Poor Palm Oil Price Outlook To Hurt Sipef Profits
26/04/2013 (AgriMoney.com) - The poor prospects for palm oil prices prompted plantations group Sipef to warn of a drop in earnings this year, seeing little prospect of a revival in tea values for now either.
The bananas-to-rubber plantation group, which in February said that it was "on track to achieve a satisfactory result for 2013" on Thursday said that was now forecasting a decline in earnings for a second successive year.
The drop reflected the "not particularly favourable" outlook for palm oil prices, which it saw being depressed by weakness in gasoline prices, which have reduced the appeal of biodiesel based on the vegetable oil, and the prospect of a strong US harvest of soybeans.
Soybeans are the source of soyoil, palm oil's major rival on vegetable oil markets.
"The planting intentions of oilseed crops that will be harvested from September onwards, indicate ample supply and therefore there is limited optimism of much higher prices in the second half of the year," Sipef said.
Tea price prospects
The group also foresaw little prospect for a recovery, for now, in prices of tea, which it grows in Indonesia, the prices of which have "come under severe pressure" thanks to a strong harvest in Kenya, the top exporter of black tea.

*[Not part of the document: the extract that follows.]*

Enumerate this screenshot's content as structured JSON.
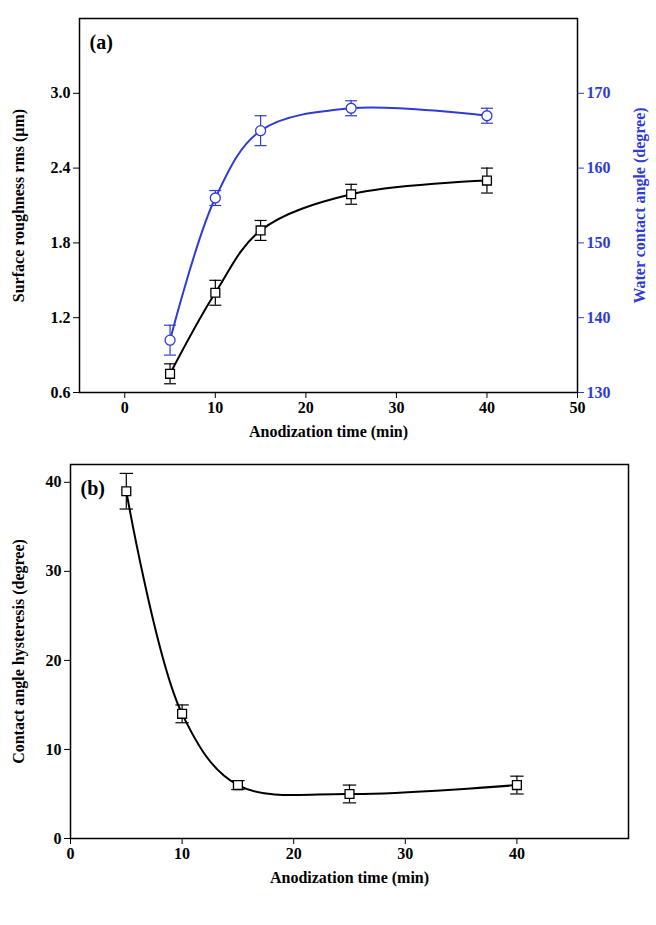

Kenya's tea output, helped by an extended short rainy season and an early start to the main monsoon, more than doubled, year on year, to 38.5m kilogrammes in February, putting output so far in the season 15.7% ahead of that achieved in the record year of 2010.
Prices of top grade broken pekoe ones tea fell to $3.38 a kilogramme at auction in Kenya last week, down 22% so far this year.
"Unless weather patterns change dramatically we will see little upward movement for tea prices in the second quarter," Sipef said.
However, the end of Kenya's long rains around June, and the onset of demand ahead of the northern hemisphere winter, should see prices "rebound from current levels".
Rubber recovery?
The group said was more upbeat on hopes for a recovery in rubber prices, which last week hit a 2013 low of 242.60 yen a kilogramme in Tokyo, down 28% from a high reached in early February.
The market faces a series of headwinds, including disappointing Chinese and world economic growth, and the eurozone crisis, "all not supporting the rubber market", besides a lack of market support from major producing countries and Chinese destocking.
"There was a warehouse fire in China after which the government decided to increase the safety levels and hence reduce stock levels in existing warehouses.
"China, the biggest importer of rubber in the world, was absent from the market most of March, and prices took a nosedive."
However, "it seems that most of these elements have been priced into the current market price", Sipef added, leaving rubber prices vulnerable to increases on signs of demand.
"Consumers are very hand-to-mouth covered and any buying spree should be supportive to the prices."
Plantation inundations
The comments came as the group unveiled crop production hurt by weather setbacks in many countries, with tea output helped back by "insufficient sunlight" and palm oil and rubber production in Papua New Guinea hurt by excessive rains already reported by New Britain Palm Oil.
"The group has experienced a higher than expected reduction in the volumes produced toward the end of the first quarter in all mature plantations," bar one project in northern Sumatra.
The group's Papua New Guinea palm oil operations "struggled" to cope with grains which topped 2,900mm, more than nine feet, in the first quarter.
"This resulted in limited harvesting opportunities, irregular transport and lower extraction rates," Sipef said, if adding that it was "able to ship all contracted volumes, albeit occasionally with some delay involved".